Leurs méthodes auraient été brutales. En juillet de cette année, des images sont apparues semblant montrer les garde-côtes libyens tirant sur un petit bateau en bois en détresse transportant des familles, et essayant de l’enfoncer. Le navire des garde-côtes était le PB 648 Ras Jadir, l’un des nombreux patrouilleurs fournis à la Libye par l’Italie.

Depuis que l’Europe s’est lavée les mains des opérations de sauvetage en Méditerranée, les ONG ont comblé le vide. Grâce aux dons, des dizaines d’organisations caritatives ont embarqué des équipages à bord de navires et sauvé des milliers de personnes. À elle seule, MSF a aidé plus de 80 000 personnes.

Pourtant, au cours des quatre dernières années, les associations caritatives ont fait l’objet de dizaines d’enquêtes lancées à leur encontre par les procureurs italiens, accusant les ONG d’aide de complicité de trafic d’êtres humains. Alors que l’Europe réprime les migrations, les travailleurs humanitaires se sont retrouvés face à des poursuites, car le sauvetage des réfugiés est devenu de plus en plus criminalisé. En 2019, l’Italie a introduit un décret de sécurité imposant des amendes allant jusqu’à 50 000 € (42 700 £) pour les bateaux amenant des demandeurs d’asile en Italie sans autorisation.

La plupart de ces enquêtes sont finalement abandonnées, mais les navires restent sous saisie dans les ports italiens, incapables d’aider les personnes en mer – qui ont continué à mourir chaque jour.
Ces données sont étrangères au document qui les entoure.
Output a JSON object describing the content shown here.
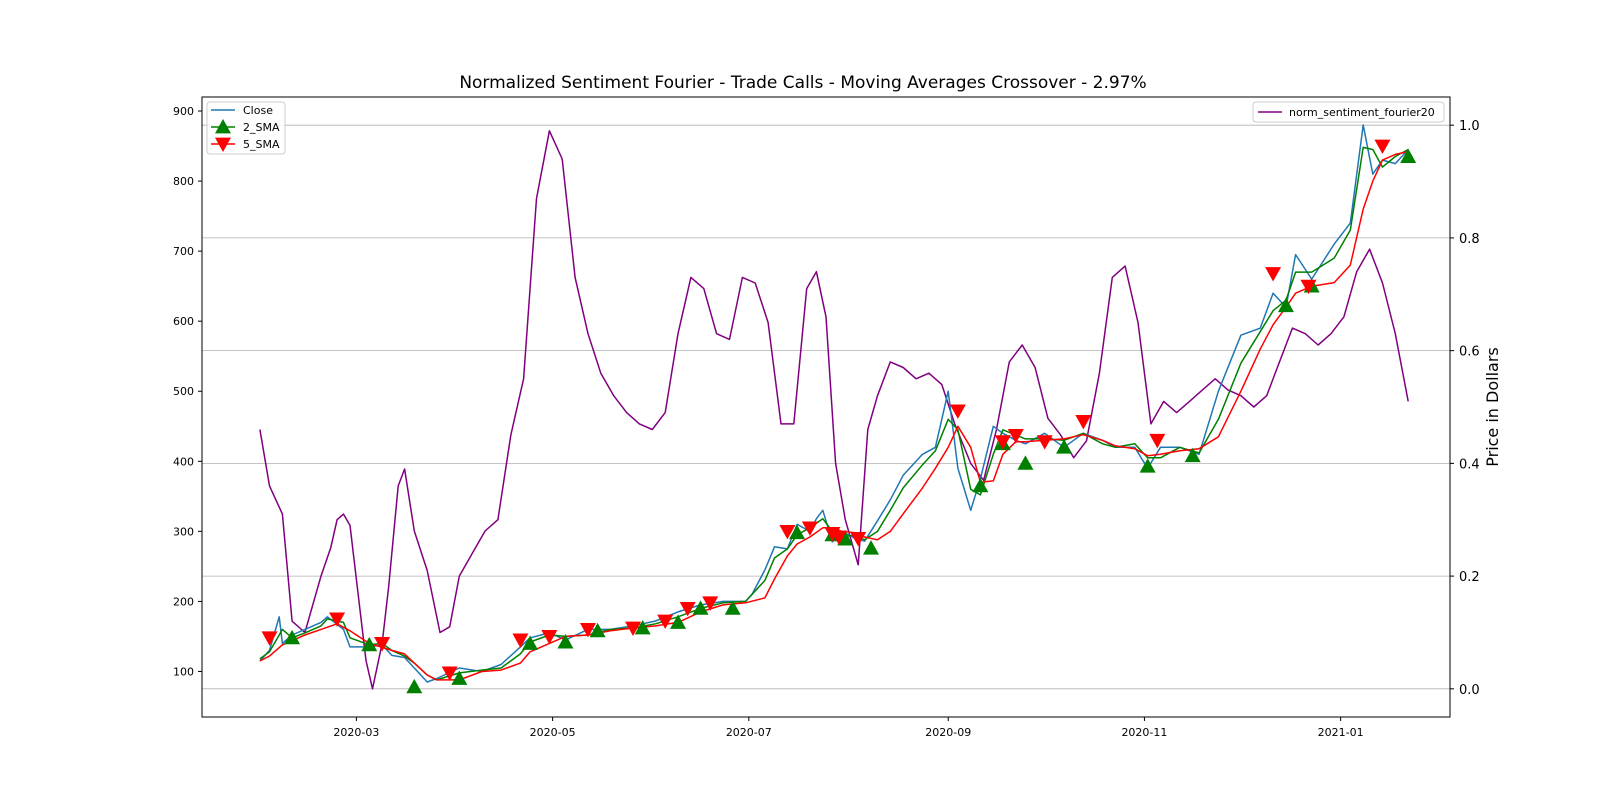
{
  "chart_data": {
    "type": "line",
    "title": "Normalized Sentiment Fourier - Trade Calls - Moving Averages Crossover - 2.97%",
    "xlabel": "",
    "ylabel_left": "",
    "ylabel_right": "Price in Dollars",
    "x_ticks": [
      "2020-03",
      "2020-05",
      "2020-07",
      "2020-09",
      "2020-11",
      "2021-01"
    ],
    "x_tick_dates": [
      "2020-03-01",
      "2020-05-01",
      "2020-07-01",
      "2020-09-01",
      "2020-11-01",
      "2021-01-01"
    ],
    "x_range": [
      "2020-01-13",
      "2021-02-04"
    ],
    "ylim_left": [
      35,
      920
    ],
    "yticks_left": [
      100,
      200,
      300,
      400,
      500,
      600,
      700,
      800,
      900
    ],
    "ylim_right": [
      -0.05,
      1.05
    ],
    "yticks_right": [
      "0.0",
      "0.2",
      "0.4",
      "0.6",
      "0.8",
      "1.0"
    ],
    "grid": "horizontal grid on right axis",
    "legend_left_placement": "upper left",
    "legend_right_placement": "upper right",
    "colors": {
      "close": "#1f77b4",
      "sma2": "#008000",
      "sma5": "#ff0000",
      "sentiment": "#800080",
      "buy_marker": "#008000",
      "sell_marker": "#ff0000"
    },
    "legend_left": [
      {
        "label": "Close",
        "color": "#1f77b4",
        "marker": "none"
      },
      {
        "label": "2_SMA",
        "color": "#008000",
        "marker": "triangle-up"
      },
      {
        "label": "5_SMA",
        "color": "#ff0000",
        "marker": "triangle-down"
      }
    ],
    "legend_right": [
      {
        "label": "norm_sentiment_fourier20",
        "color": "#800080",
        "marker": "none"
      }
    ],
    "close": {
      "dates": [
        "2020-01-31",
        "2020-02-03",
        "2020-02-06",
        "2020-02-07",
        "2020-02-10",
        "2020-02-14",
        "2020-02-19",
        "2020-02-21",
        "2020-02-26",
        "2020-02-28",
        "2020-03-05",
        "2020-03-09",
        "2020-03-12",
        "2020-03-16",
        "2020-03-19",
        "2020-03-23",
        "2020-03-26",
        "2020-04-02",
        "2020-04-09",
        "2020-04-15",
        "2020-04-21",
        "2020-04-24",
        "2020-04-30",
        "2020-05-05",
        "2020-05-12",
        "2020-05-19",
        "2020-05-26",
        "2020-06-02",
        "2020-06-09",
        "2020-06-16",
        "2020-06-23",
        "2020-06-30",
        "2020-07-02",
        "2020-07-06",
        "2020-07-09",
        "2020-07-13",
        "2020-07-16",
        "2020-07-20",
        "2020-07-22",
        "2020-07-24",
        "2020-07-27",
        "2020-07-30",
        "2020-08-03",
        "2020-08-06",
        "2020-08-10",
        "2020-08-14",
        "2020-08-18",
        "2020-08-24",
        "2020-08-28",
        "2020-09-01",
        "2020-09-04",
        "2020-09-08",
        "2020-09-11",
        "2020-09-15",
        "2020-09-18",
        "2020-09-22",
        "2020-09-25",
        "2020-10-01",
        "2020-10-07",
        "2020-10-13",
        "2020-10-19",
        "2020-10-23",
        "2020-10-29",
        "2020-11-02",
        "2020-11-06",
        "2020-11-12",
        "2020-11-18",
        "2020-11-24",
        "2020-12-01",
        "2020-12-07",
        "2020-12-11",
        "2020-12-15",
        "2020-12-18",
        "2020-12-23",
        "2020-12-30",
        "2021-01-04",
        "2021-01-08",
        "2021-01-11",
        "2021-01-14",
        "2021-01-18",
        "2021-01-22"
      ],
      "values": [
        115,
        130,
        178,
        140,
        152,
        160,
        170,
        178,
        160,
        135,
        135,
        138,
        123,
        120,
        105,
        85,
        90,
        105,
        100,
        110,
        135,
        148,
        155,
        145,
        160,
        160,
        165,
        172,
        185,
        195,
        200,
        200,
        210,
        245,
        278,
        275,
        310,
        300,
        318,
        330,
        285,
        300,
        290,
        286,
        315,
        345,
        380,
        410,
        420,
        500,
        390,
        330,
        375,
        450,
        440,
        430,
        425,
        440,
        420,
        440,
        430,
        420,
        420,
        390,
        420,
        420,
        410,
        500,
        580,
        590,
        640,
        620,
        695,
        660,
        710,
        740,
        880,
        810,
        830,
        825,
        845
      ]
    },
    "sma2": {
      "dates": [
        "2020-01-31",
        "2020-02-03",
        "2020-02-07",
        "2020-02-10",
        "2020-02-14",
        "2020-02-19",
        "2020-02-21",
        "2020-02-26",
        "2020-02-28",
        "2020-03-05",
        "2020-03-09",
        "2020-03-12",
        "2020-03-16",
        "2020-03-19",
        "2020-03-23",
        "2020-03-26",
        "2020-04-02",
        "2020-04-09",
        "2020-04-15",
        "2020-04-21",
        "2020-04-24",
        "2020-04-30",
        "2020-05-05",
        "2020-05-12",
        "2020-05-19",
        "2020-05-26",
        "2020-06-02",
        "2020-06-09",
        "2020-06-16",
        "2020-06-23",
        "2020-06-30",
        "2020-07-06",
        "2020-07-09",
        "2020-07-13",
        "2020-07-16",
        "2020-07-20",
        "2020-07-24",
        "2020-07-27",
        "2020-07-30",
        "2020-08-03",
        "2020-08-06",
        "2020-08-10",
        "2020-08-14",
        "2020-08-18",
        "2020-08-24",
        "2020-08-28",
        "2020-09-01",
        "2020-09-04",
        "2020-09-08",
        "2020-09-11",
        "2020-09-15",
        "2020-09-18",
        "2020-09-25",
        "2020-10-01",
        "2020-10-07",
        "2020-10-13",
        "2020-10-19",
        "2020-10-23",
        "2020-10-29",
        "2020-11-02",
        "2020-11-06",
        "2020-11-12",
        "2020-11-18",
        "2020-11-24",
        "2020-12-01",
        "2020-12-07",
        "2020-12-11",
        "2020-12-15",
        "2020-12-18",
        "2020-12-23",
        "2020-12-30",
        "2021-01-04",
        "2021-01-08",
        "2021-01-11",
        "2021-01-14",
        "2021-01-18",
        "2021-01-22"
      ],
      "values": [
        118,
        128,
        160,
        148,
        155,
        165,
        175,
        170,
        148,
        138,
        140,
        130,
        122,
        112,
        95,
        88,
        98,
        102,
        105,
        125,
        142,
        152,
        150,
        152,
        160,
        162,
        168,
        178,
        190,
        198,
        200,
        230,
        262,
        275,
        295,
        305,
        318,
        300,
        292,
        295,
        288,
        300,
        330,
        362,
        395,
        415,
        460,
        445,
        360,
        352,
        410,
        445,
        432,
        432,
        430,
        440,
        425,
        420,
        425,
        405,
        405,
        420,
        412,
        460,
        540,
        585,
        615,
        630,
        670,
        670,
        690,
        730,
        848,
        845,
        820,
        835,
        845
      ]
    },
    "sma5": {
      "dates": [
        "2020-01-31",
        "2020-02-03",
        "2020-02-07",
        "2020-02-14",
        "2020-02-19",
        "2020-02-24",
        "2020-02-28",
        "2020-03-05",
        "2020-03-12",
        "2020-03-16",
        "2020-03-19",
        "2020-03-23",
        "2020-03-26",
        "2020-04-02",
        "2020-04-09",
        "2020-04-15",
        "2020-04-21",
        "2020-04-24",
        "2020-04-30",
        "2020-05-05",
        "2020-05-12",
        "2020-05-19",
        "2020-05-26",
        "2020-06-02",
        "2020-06-09",
        "2020-06-16",
        "2020-06-23",
        "2020-06-30",
        "2020-07-06",
        "2020-07-09",
        "2020-07-13",
        "2020-07-16",
        "2020-07-20",
        "2020-07-24",
        "2020-07-27",
        "2020-07-30",
        "2020-08-03",
        "2020-08-06",
        "2020-08-10",
        "2020-08-14",
        "2020-08-18",
        "2020-08-24",
        "2020-08-28",
        "2020-09-01",
        "2020-09-04",
        "2020-09-08",
        "2020-09-11",
        "2020-09-15",
        "2020-09-18",
        "2020-09-22",
        "2020-09-25",
        "2020-10-01",
        "2020-10-07",
        "2020-10-13",
        "2020-10-19",
        "2020-10-23",
        "2020-10-29",
        "2020-11-02",
        "2020-11-06",
        "2020-11-12",
        "2020-11-18",
        "2020-11-24",
        "2020-12-01",
        "2020-12-07",
        "2020-12-11",
        "2020-12-15",
        "2020-12-18",
        "2020-12-23",
        "2020-12-30",
        "2021-01-04",
        "2021-01-08",
        "2021-01-11",
        "2021-01-14",
        "2021-01-18",
        "2021-01-22"
      ],
      "values": [
        115,
        122,
        138,
        152,
        160,
        168,
        158,
        140,
        130,
        125,
        112,
        95,
        88,
        88,
        100,
        102,
        112,
        128,
        140,
        150,
        152,
        158,
        162,
        165,
        170,
        185,
        195,
        198,
        205,
        232,
        265,
        282,
        292,
        305,
        305,
        300,
        298,
        292,
        288,
        300,
        325,
        362,
        390,
        420,
        450,
        420,
        370,
        372,
        410,
        428,
        428,
        430,
        432,
        438,
        430,
        422,
        418,
        408,
        410,
        415,
        418,
        435,
        500,
        560,
        595,
        620,
        640,
        650,
        655,
        680,
        760,
        800,
        830,
        838,
        842
      ]
    },
    "buy_signals": {
      "dates": [
        "2020-02-10",
        "2020-03-05",
        "2020-03-19",
        "2020-04-02",
        "2020-04-24",
        "2020-05-05",
        "2020-05-15",
        "2020-05-29",
        "2020-06-09",
        "2020-06-16",
        "2020-06-26",
        "2020-07-16",
        "2020-07-27",
        "2020-07-31",
        "2020-08-08",
        "2020-09-11",
        "2020-09-18",
        "2020-09-25",
        "2020-10-07",
        "2020-11-02",
        "2020-11-16",
        "2020-12-15",
        "2020-12-23",
        "2021-01-22"
      ],
      "values": [
        148,
        138,
        78,
        90,
        140,
        142,
        158,
        162,
        170,
        190,
        190,
        298,
        295,
        289,
        276,
        365,
        425,
        397,
        420,
        393,
        408,
        622,
        650,
        835
      ]
    },
    "sell_signals": {
      "dates": [
        "2020-02-03",
        "2020-02-24",
        "2020-03-09",
        "2020-03-30",
        "2020-04-21",
        "2020-04-30",
        "2020-05-12",
        "2020-05-26",
        "2020-06-05",
        "2020-06-12",
        "2020-06-19",
        "2020-07-13",
        "2020-07-20",
        "2020-07-27",
        "2020-07-29",
        "2020-08-04",
        "2020-09-04",
        "2020-09-18",
        "2020-09-22",
        "2020-10-01",
        "2020-10-13",
        "2020-11-05",
        "2020-12-11",
        "2020-12-22",
        "2021-01-14"
      ],
      "values": [
        148,
        175,
        140,
        98,
        145,
        150,
        160,
        162,
        172,
        190,
        198,
        300,
        305,
        297,
        292,
        290,
        472,
        428,
        437,
        428,
        457,
        430,
        668,
        650,
        850
      ]
    },
    "sentiment": {
      "dates": [
        "2020-01-31",
        "2020-02-03",
        "2020-02-07",
        "2020-02-10",
        "2020-02-14",
        "2020-02-19",
        "2020-02-22",
        "2020-02-24",
        "2020-02-26",
        "2020-02-28",
        "2020-03-04",
        "2020-03-06",
        "2020-03-09",
        "2020-03-11",
        "2020-03-14",
        "2020-03-16",
        "2020-03-19",
        "2020-03-23",
        "2020-03-27",
        "2020-03-30",
        "2020-04-02",
        "2020-04-06",
        "2020-04-10",
        "2020-04-14",
        "2020-04-18",
        "2020-04-22",
        "2020-04-26",
        "2020-04-30",
        "2020-05-04",
        "2020-05-08",
        "2020-05-12",
        "2020-05-16",
        "2020-05-20",
        "2020-05-24",
        "2020-05-28",
        "2020-06-01",
        "2020-06-05",
        "2020-06-09",
        "2020-06-13",
        "2020-06-17",
        "2020-06-21",
        "2020-06-25",
        "2020-06-29",
        "2020-07-03",
        "2020-07-07",
        "2020-07-11",
        "2020-07-15",
        "2020-07-19",
        "2020-07-22",
        "2020-07-25",
        "2020-07-28",
        "2020-07-31",
        "2020-08-04",
        "2020-08-07",
        "2020-08-10",
        "2020-08-14",
        "2020-08-18",
        "2020-08-22",
        "2020-08-26",
        "2020-08-30",
        "2020-09-03",
        "2020-09-08",
        "2020-09-12",
        "2020-09-16",
        "2020-09-20",
        "2020-09-24",
        "2020-09-28",
        "2020-10-02",
        "2020-10-06",
        "2020-10-10",
        "2020-10-14",
        "2020-10-18",
        "2020-10-22",
        "2020-10-26",
        "2020-10-30",
        "2020-11-03",
        "2020-11-07",
        "2020-11-11",
        "2020-11-15",
        "2020-11-19",
        "2020-11-23",
        "2020-11-27",
        "2020-12-01",
        "2020-12-05",
        "2020-12-09",
        "2020-12-13",
        "2020-12-17",
        "2020-12-21",
        "2020-12-25",
        "2020-12-29",
        "2021-01-02",
        "2021-01-06",
        "2021-01-10",
        "2021-01-14",
        "2021-01-18",
        "2021-01-22"
      ],
      "values": [
        0.46,
        0.36,
        0.31,
        0.12,
        0.1,
        0.2,
        0.25,
        0.3,
        0.31,
        0.29,
        0.05,
        0.0,
        0.08,
        0.18,
        0.36,
        0.39,
        0.28,
        0.21,
        0.1,
        0.11,
        0.2,
        0.24,
        0.28,
        0.3,
        0.45,
        0.55,
        0.87,
        0.99,
        0.94,
        0.73,
        0.63,
        0.56,
        0.52,
        0.49,
        0.47,
        0.46,
        0.49,
        0.63,
        0.73,
        0.71,
        0.63,
        0.62,
        0.73,
        0.72,
        0.65,
        0.47,
        0.47,
        0.71,
        0.74,
        0.66,
        0.4,
        0.3,
        0.22,
        0.46,
        0.52,
        0.58,
        0.57,
        0.55,
        0.56,
        0.54,
        0.47,
        0.4,
        0.37,
        0.46,
        0.58,
        0.61,
        0.57,
        0.48,
        0.45,
        0.41,
        0.44,
        0.56,
        0.73,
        0.75,
        0.65,
        0.47,
        0.51,
        0.49,
        0.51,
        0.53,
        0.55,
        0.53,
        0.52,
        0.5,
        0.52,
        0.58,
        0.64,
        0.63,
        0.61,
        0.63,
        0.66,
        0.74,
        0.78,
        0.72,
        0.63,
        0.51
      ]
    }
  }
}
Depuis 2017, le Iuventa, un ancien navire de pêche de l’ONG allemande Jugend Rettet, pourrit sur un quai du port de Trapani après que le parquet ait ordonné sa saisie.

Des réfugiés secourus au large des côtes libyennes arrivent à Augusta, en Italie, à bord du Geo Barents.
Des réfugiés arrivent à Augusta, en Italie, à bord du Geo Barents. Composite : Ed Ou/Ed Ou/The Outlaw Ocean Project

Au cours de l’enquête contre Iuventa, la police italienne a mis sur écoute des conversations entre les garde-côtes libyens et italiens. Parmi les divers enregistrements, qui ont mis à nu l’indifférence de nombreux responsables libyens au sort des demandeurs d’asile et au droit international, figurait la réponse d’un commandant des garde-côtes de Tripoli répondant à un appel de détresse : « C’est un jour de congé. C’est les vacances ici. Peut-être que nous pourrons être là demain. (Les garde-côtes ont depuis déclaré qu’il n’était pas en mesure de répondre aux questions à ce sujet car « il serait trop difficile de trouver les enregistrements de ces événements ».)

Dans un monde juste, avec ces preuves, un pays qui se dit démocratique et respectueux des droits humains aurait dû renverser le procès – mettant les autorités libyennes au banc des accusés et les associations caritatives à la barre des témoins.

Au lieu de cela, nous comptons toujours les morts: environ 18 580 depuis 2014, dans ce passage le plus dangereux vers l’Europe.